Maka saya hanya ingin menyampaikan apa yang beliau sampaikan ke orang-orang di sekitar saya agar apa yang telah beliau sampaikan tidak hanya berhenti pada saya, tapi terus menerus mengalir ke orang lain. Agar kata-kata yang tidak bisa saya sampaikan itu bisa terwujud dan mengalir kebaikannya dalam bentuk lain. Bukan dalam bentuk kata-kata yang disampaikan langsung, tetapi semoga bisa menjadi kebaikan jariyah untuk beliau atas ilmu bermanfaat yang telah beliau berikan yang coba saya sampaikan lewat tulisan ini.
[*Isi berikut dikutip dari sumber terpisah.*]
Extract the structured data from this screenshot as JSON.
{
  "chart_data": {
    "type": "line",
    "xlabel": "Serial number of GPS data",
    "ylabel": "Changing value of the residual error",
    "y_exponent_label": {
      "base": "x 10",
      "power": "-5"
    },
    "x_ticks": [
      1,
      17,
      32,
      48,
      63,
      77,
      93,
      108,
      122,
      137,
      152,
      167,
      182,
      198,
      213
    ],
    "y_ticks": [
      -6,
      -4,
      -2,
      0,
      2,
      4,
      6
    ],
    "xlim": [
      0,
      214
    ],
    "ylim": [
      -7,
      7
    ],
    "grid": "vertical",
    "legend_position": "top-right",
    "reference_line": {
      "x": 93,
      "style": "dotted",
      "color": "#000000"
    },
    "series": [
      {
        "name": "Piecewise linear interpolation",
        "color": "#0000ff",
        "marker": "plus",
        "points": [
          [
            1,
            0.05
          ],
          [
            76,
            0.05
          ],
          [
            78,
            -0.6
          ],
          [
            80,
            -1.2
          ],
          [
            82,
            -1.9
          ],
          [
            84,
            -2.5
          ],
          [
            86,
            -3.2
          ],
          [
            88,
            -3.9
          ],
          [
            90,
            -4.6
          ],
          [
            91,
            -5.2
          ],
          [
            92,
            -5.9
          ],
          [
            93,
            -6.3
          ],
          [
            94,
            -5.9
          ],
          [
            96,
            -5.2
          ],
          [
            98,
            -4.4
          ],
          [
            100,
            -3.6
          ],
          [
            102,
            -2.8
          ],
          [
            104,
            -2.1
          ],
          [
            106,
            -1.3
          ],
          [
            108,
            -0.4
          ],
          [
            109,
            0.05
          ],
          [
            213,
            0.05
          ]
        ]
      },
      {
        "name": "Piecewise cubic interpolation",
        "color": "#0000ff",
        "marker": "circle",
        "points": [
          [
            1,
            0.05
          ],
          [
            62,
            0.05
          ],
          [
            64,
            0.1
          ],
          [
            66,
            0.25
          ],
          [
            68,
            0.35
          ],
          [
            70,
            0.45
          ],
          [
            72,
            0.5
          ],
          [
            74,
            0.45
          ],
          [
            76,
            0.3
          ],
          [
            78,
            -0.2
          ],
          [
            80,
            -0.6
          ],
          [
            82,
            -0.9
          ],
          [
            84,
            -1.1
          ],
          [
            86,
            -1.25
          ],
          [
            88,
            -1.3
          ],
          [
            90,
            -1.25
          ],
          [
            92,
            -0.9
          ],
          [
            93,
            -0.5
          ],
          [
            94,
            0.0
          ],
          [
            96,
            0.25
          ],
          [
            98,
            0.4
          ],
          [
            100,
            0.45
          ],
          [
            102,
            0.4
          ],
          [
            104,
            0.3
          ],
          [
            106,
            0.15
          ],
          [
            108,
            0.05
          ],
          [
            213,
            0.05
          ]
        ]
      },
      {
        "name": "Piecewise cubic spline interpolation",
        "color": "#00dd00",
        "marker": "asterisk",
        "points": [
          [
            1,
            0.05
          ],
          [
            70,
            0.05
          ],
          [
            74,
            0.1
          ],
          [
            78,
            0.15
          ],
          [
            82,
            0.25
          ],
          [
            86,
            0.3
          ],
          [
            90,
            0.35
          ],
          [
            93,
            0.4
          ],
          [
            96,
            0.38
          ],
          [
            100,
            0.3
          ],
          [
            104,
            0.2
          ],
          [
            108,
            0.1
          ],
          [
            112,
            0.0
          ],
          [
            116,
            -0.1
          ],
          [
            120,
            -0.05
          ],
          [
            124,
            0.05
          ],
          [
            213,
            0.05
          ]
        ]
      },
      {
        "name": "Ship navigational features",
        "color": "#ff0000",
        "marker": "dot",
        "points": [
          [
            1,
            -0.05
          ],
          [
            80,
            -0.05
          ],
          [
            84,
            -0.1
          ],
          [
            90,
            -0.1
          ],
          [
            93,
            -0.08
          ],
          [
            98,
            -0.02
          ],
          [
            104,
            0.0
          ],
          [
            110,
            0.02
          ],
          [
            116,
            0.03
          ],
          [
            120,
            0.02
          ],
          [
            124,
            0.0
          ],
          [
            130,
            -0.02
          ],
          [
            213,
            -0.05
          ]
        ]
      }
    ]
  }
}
Awalnya saya agak kaget ketika melihat kakak itu karena mirip dengan seseorang yang saya tahu (bukan kenal) dan sebenarnya ingin saya kenal, hanya saja belum diberi kesempatan bertemu hingga saat ini. Qodarullah saya dipertemukan dengan orang yang wajahnya mirip dengannya.
Penampilan beliau sederhana. Tetapi, saya merasakan bahwa ilmu yang beliau punya tidak sesederhana penampilannya. Apa-apa yang beliau katakan ada manfaatnya. Apa-apa yang beliau katakan adalah nasihat. Apa-apa yang beliau katakan bisa sampai ke hati walaupun beliau menyampaikan apa yang sudah biasa disampaikan.
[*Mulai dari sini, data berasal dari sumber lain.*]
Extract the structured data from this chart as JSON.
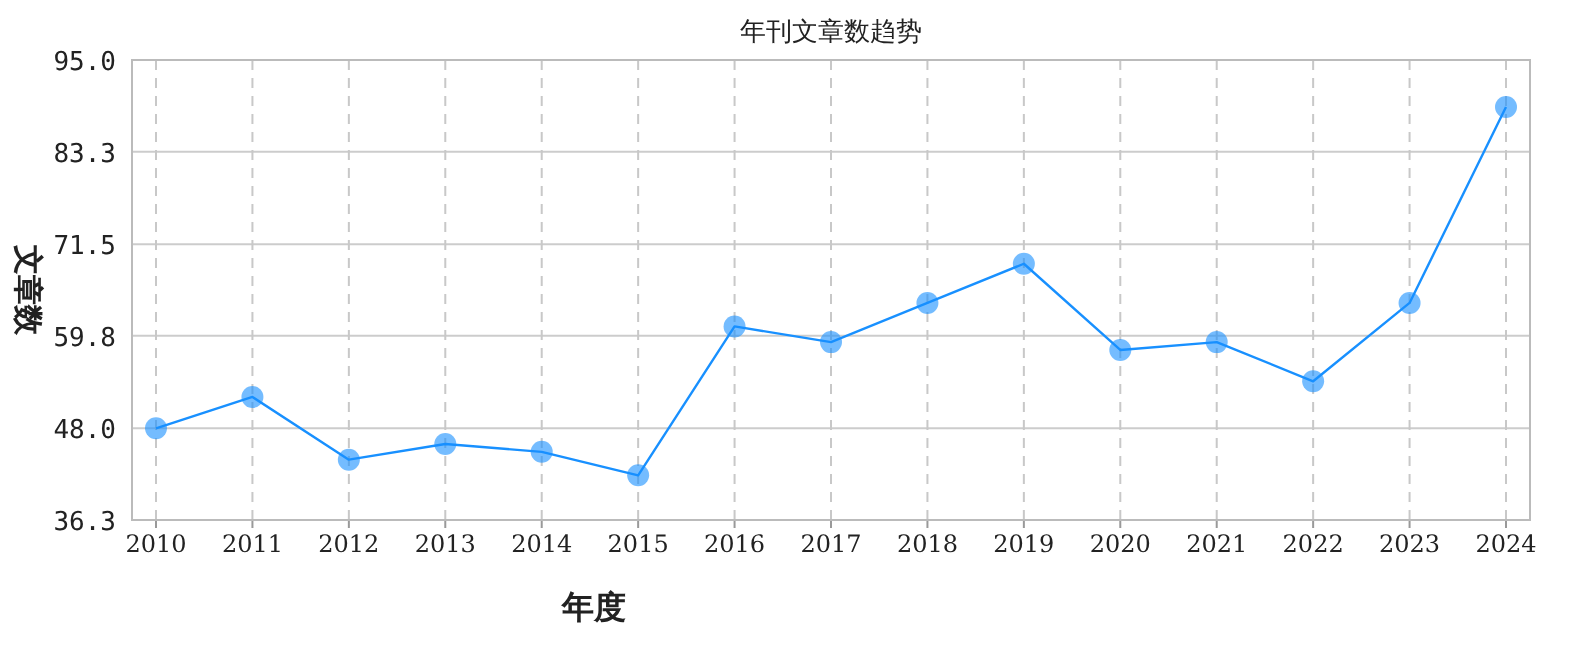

Mungkin inilah cara Allah mengingatkan saya untuk mendekat pada-Nya, untuk menumbuhkan kembali semangat berinteraksi dengan Al-Qur'an. Lewat tauladan, lewat yang nyata. Allah berbaik hati mempertemukan saya dengan kakak yang satu ini. Walaupun tidak banyak berinteraksi, saya bisa merasakan akhlak Quran dalam dirinya. Beliau menyampaikan nasihatnya dengan tidak kaku, diselingi dengan candaan. Tapi candaan-candaannya adalah candaan yang tidak keluar dari batas-batas yang Rasul tentukan; tidak berbohong, tidak berlebihan. Membuat saya tertarik pada pribadinya.

"Ada yang sudah satu juz?" Begitu katanya. Tidak ada di antara kami yang mengangkat tangan. "Masya Allah, zuhud semua ya." Kami hanya bisa tersenyum menahan tawa.
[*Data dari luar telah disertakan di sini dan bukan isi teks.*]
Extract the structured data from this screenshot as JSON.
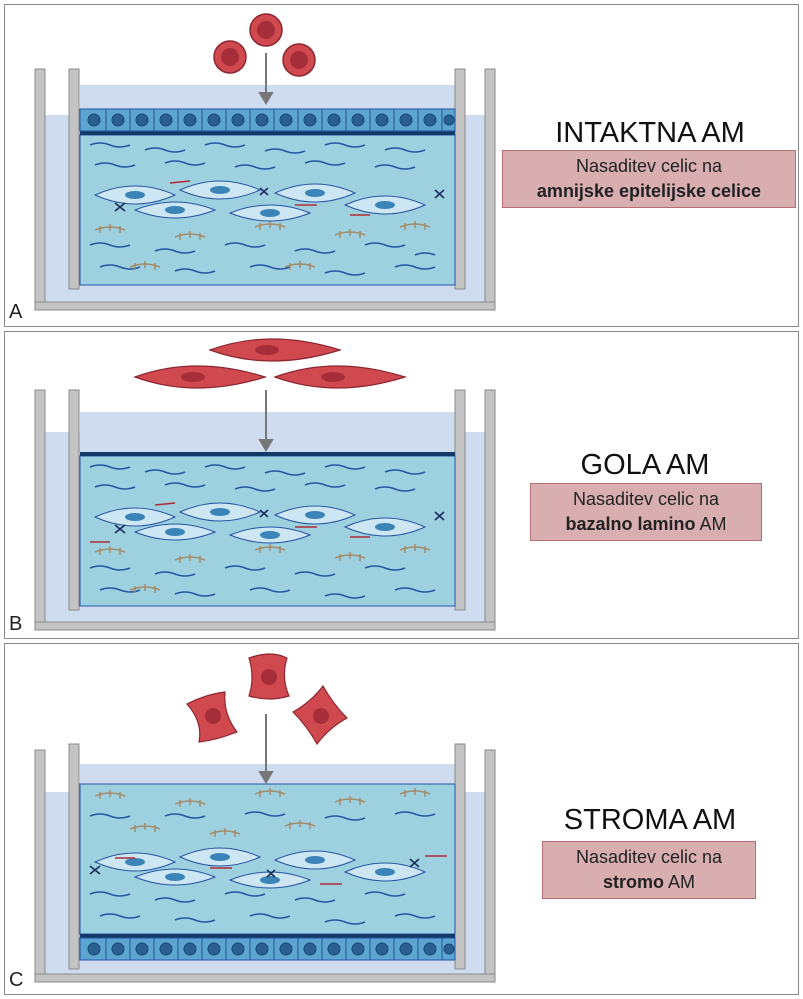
{
  "panels": [
    {
      "letter": "A",
      "title": "INTAKTNA AM",
      "box_line1": "Nasaditev celic na",
      "box_bold": "amnijske epitelijske celice",
      "box_rest": ""
    },
    {
      "letter": "B",
      "title": "GOLA AM",
      "box_line1": "Nasaditev celic na",
      "box_bold": "bazalno lamino",
      "box_rest": " AM"
    },
    {
      "letter": "C",
      "title": "STROMA AM",
      "box_line1": "Nasaditev celic na",
      "box_bold": "stromo",
      "box_rest": " AM"
    }
  ],
  "colors": {
    "medium": "#cfdcf0",
    "tissue": "#9ed1e0",
    "epithelium": "#3a84b8",
    "lamina": "#123a66",
    "fiber": "#2454a3",
    "collagen": "#a48a6a",
    "seeded_cell": "#d0494f",
    "well": "#c4c4c4"
  }
}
Ada pula saat beliau menjadi moderator dan panitia membawakan minum air putih dalam gelas, beliau berujar, "Masya Allah panitianya zuhud sekali kepada pembicara." Kami yang mendengarnya tertawa. Saat beliau mulai minum, beliau menemukan sesuatu dalam gelasnya. Rumput. "Masya Allah, saking zuhudnya sampai ada rumput di airnya." Kami yang mendengar itu tertawa kembali.

Candaan-candaan beliau simpel, tidak berlebihan, yang cukup untuk memecah suasana.

Saya sangat kagum dengan beliau. Bila diberi kesempatan, beliau selalu menyampaikan satu dua kalimat, yang entah kenapa selalu bisa membuat saya merenung.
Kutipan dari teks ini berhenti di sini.